A project involving shipping containers, the BBC and communities across the North East will come to fruition on Good Friday, making it memorable for more than hot cross buns.
The Great North Passion is part of the BBC’s mission to reflect the “nations and regions” (the North East is a region, Wales and Scotland are nations) and “diverse communities”.
It is also the launch event of The Cultural Spring, an Arts Council-funded initiative to encourage more participation in the arts by people living in 10 council wards across Sunderland and South Tyneside.
Similar campaigns are also focused on East Durham (East Durham Creates) and South East Northumberland (Bait) driven by the idea that everyone should have access to the arts because they can help to make communities happier and healthier.
That’s the dull background out of the way. The really exciting stuff is happening around those 12 shipping containers where volunteers of all ages and backgrounds are working with artists and musicians to transform them into mighty art installations.
At the launch event beside Souter Lighthouse in South Shields, Ross Millard and David ‘Jaff’ Craig of band The Futureheads were excited to be involved, but still didn’t know exactly what might emerge from their container project.
The musicians are working with the Town End Farm community in Sunderland on a container project they described as a “sound collage” on the theme of taking on burdens.
The idea of The Great North Passion is that each container represents one of the Stations of the Cross, significant points on Jesus’ walk to Calvary and crucifixion.
“The themes are pretty heavy,” noted Ross. Station five is the point at which Simon of Cyrene was pressed into service to help Jesus carry the cross.
On the big day the 12 containers will be assembled in Bents Park, South Shields.
There, along with 38 other empty shipping containers, they will be arranged to form a giant cross and a contemporary retelling of the Passion story will take place, complete with music and dancing.
While The Cultural Spring is the BBC’s main North East partner, Bait is also involved with artist Patrick Murphy working with ex-miners and children’s centre users at Woodhorn, near Ashington.
Patrick, who comes from mining stock in Barnsley, said he was fascinated by the pastimes of men who spent long hours grafting underground. “They kept pigeons and whippets, creatures of seeming fragility.”

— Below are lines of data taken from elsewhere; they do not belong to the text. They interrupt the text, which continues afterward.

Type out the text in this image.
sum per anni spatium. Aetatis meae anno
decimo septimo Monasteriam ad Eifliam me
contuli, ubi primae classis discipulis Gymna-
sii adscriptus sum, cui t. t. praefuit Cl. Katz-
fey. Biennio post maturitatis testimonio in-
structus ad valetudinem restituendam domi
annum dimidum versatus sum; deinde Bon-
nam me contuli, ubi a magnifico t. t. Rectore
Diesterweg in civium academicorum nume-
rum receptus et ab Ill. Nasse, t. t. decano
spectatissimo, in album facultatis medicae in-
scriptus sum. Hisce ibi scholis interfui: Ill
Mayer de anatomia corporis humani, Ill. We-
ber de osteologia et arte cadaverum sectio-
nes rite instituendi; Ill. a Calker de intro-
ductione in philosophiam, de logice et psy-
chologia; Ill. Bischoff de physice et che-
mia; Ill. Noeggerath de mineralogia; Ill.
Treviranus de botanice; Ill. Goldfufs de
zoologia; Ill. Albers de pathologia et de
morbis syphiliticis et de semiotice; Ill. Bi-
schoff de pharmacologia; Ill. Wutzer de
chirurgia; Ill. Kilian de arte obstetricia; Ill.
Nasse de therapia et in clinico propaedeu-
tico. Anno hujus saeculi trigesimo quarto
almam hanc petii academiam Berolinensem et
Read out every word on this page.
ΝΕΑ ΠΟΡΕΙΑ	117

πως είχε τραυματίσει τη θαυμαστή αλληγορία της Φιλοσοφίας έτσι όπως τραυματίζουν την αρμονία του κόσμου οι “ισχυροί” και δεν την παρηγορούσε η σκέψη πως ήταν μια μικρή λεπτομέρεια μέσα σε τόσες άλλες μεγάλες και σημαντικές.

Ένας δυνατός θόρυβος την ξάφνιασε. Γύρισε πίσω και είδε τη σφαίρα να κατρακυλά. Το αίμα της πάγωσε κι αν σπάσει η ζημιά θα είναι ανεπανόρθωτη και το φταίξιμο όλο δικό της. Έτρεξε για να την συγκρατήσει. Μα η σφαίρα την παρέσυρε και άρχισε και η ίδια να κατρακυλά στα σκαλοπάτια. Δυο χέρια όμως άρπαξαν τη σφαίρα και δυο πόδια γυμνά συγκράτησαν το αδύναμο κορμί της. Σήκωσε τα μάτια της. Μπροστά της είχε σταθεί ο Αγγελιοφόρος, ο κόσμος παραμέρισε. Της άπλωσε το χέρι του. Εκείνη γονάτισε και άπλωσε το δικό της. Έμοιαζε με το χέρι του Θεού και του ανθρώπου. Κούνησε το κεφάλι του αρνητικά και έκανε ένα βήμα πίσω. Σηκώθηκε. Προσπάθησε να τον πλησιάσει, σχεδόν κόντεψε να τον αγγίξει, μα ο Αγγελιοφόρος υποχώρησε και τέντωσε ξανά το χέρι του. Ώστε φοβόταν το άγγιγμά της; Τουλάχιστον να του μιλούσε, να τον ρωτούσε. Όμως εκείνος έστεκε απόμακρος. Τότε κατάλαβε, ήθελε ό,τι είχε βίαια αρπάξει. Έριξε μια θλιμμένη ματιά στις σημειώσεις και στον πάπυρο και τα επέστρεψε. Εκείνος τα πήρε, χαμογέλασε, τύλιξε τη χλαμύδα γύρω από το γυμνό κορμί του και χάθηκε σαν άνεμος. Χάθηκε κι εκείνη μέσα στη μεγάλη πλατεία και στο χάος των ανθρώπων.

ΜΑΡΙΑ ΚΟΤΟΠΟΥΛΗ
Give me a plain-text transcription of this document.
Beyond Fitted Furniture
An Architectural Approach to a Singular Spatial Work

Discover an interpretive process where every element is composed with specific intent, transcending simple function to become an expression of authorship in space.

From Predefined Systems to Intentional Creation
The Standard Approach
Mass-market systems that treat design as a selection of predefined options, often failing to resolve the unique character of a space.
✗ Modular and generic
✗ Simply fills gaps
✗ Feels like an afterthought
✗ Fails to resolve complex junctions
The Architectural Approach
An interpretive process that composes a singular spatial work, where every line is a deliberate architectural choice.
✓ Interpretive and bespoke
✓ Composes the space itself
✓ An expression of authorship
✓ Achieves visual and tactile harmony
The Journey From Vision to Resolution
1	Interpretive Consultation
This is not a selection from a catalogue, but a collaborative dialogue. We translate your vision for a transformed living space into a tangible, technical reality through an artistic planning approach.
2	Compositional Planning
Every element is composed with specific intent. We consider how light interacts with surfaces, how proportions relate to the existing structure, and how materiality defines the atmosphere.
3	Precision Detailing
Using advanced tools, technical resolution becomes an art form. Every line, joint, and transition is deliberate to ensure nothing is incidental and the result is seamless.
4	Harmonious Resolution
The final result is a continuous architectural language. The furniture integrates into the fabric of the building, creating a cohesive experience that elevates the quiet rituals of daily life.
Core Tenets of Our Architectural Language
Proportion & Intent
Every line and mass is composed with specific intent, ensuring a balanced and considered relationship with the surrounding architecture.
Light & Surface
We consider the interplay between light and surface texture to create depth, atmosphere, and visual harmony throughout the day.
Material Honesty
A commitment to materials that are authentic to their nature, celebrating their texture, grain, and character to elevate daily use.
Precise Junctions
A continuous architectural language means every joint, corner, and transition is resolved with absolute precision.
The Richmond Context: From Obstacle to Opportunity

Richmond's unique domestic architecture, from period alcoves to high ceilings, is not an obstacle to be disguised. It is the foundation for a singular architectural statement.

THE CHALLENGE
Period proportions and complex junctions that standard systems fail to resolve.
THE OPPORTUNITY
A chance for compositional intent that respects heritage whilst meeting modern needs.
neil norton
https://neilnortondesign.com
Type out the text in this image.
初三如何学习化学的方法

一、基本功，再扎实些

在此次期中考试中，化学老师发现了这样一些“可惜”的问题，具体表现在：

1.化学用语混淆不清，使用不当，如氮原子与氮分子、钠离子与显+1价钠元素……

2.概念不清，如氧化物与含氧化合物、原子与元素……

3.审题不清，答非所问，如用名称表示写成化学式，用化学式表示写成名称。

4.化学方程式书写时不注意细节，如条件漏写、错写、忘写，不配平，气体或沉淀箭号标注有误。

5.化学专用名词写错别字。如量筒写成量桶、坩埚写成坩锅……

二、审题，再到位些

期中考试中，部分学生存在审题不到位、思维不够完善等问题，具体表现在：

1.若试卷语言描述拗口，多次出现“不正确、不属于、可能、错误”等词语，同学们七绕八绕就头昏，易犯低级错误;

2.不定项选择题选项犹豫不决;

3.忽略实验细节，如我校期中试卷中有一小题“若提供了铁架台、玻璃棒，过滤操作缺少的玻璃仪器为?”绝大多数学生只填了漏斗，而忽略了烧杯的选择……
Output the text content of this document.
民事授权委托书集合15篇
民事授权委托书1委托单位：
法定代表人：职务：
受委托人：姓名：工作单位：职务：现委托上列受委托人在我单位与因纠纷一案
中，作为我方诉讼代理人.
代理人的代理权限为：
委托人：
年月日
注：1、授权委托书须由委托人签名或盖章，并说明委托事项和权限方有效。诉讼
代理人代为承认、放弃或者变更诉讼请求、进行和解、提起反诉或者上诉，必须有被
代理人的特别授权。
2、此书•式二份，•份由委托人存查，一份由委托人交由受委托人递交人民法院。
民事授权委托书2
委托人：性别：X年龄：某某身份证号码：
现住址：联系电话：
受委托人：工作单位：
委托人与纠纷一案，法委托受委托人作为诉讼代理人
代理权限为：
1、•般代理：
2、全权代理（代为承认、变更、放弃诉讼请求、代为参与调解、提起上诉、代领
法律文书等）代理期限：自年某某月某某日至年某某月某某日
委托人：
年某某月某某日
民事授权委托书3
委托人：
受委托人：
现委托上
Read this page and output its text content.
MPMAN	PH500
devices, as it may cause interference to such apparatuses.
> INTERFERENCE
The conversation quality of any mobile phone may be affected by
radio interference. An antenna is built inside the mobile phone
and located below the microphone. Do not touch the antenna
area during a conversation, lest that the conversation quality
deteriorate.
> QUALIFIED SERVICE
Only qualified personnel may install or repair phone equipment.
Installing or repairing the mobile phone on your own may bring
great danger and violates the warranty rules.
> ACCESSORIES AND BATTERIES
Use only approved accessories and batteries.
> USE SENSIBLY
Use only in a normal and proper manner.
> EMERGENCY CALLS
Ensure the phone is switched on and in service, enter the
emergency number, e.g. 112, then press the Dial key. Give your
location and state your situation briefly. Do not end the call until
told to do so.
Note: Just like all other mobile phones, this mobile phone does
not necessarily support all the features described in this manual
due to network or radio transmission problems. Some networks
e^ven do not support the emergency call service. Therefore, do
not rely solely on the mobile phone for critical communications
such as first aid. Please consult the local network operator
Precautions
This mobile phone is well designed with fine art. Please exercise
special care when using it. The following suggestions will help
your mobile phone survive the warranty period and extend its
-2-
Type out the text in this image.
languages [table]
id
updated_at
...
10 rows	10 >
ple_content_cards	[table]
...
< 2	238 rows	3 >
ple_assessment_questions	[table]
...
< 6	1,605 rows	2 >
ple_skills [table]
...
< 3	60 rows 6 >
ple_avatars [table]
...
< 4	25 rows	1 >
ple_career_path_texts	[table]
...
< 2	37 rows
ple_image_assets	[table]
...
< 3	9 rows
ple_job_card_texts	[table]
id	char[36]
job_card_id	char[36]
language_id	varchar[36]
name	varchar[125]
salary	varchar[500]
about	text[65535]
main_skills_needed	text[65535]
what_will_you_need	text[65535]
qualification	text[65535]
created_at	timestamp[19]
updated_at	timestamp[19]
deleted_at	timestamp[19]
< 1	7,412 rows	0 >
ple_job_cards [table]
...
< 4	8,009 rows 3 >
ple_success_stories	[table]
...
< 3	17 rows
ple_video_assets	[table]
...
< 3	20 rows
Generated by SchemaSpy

He said the theme of the Woodhorn container, representing station 10 of the Cross where Jesus was stripped of his clothes, was resilience and loss.
Working with his volunteers, he planned to install a long table made from reclaimed industrial wood in the container and have it etched with words of resilience and hope.
Many people across the region have been willingly sucked into The Great North Passion (that old slogan ‘Passionate People, Passionate Places’ might spring to mind).
They include opera singer Graeme Danby, composer Will Todd, artist Richard Broderick and photographers Julian Germain and Garry Hunter.
Bad luck if you haven’t got tickets to be in Bents Park and see events unfold. The cut off point for acquiring them was March 24.
The good news – there’s always good news at Easter – is that it will be shown live on BBC1 on April 18. Keep an eye on the TV schedules.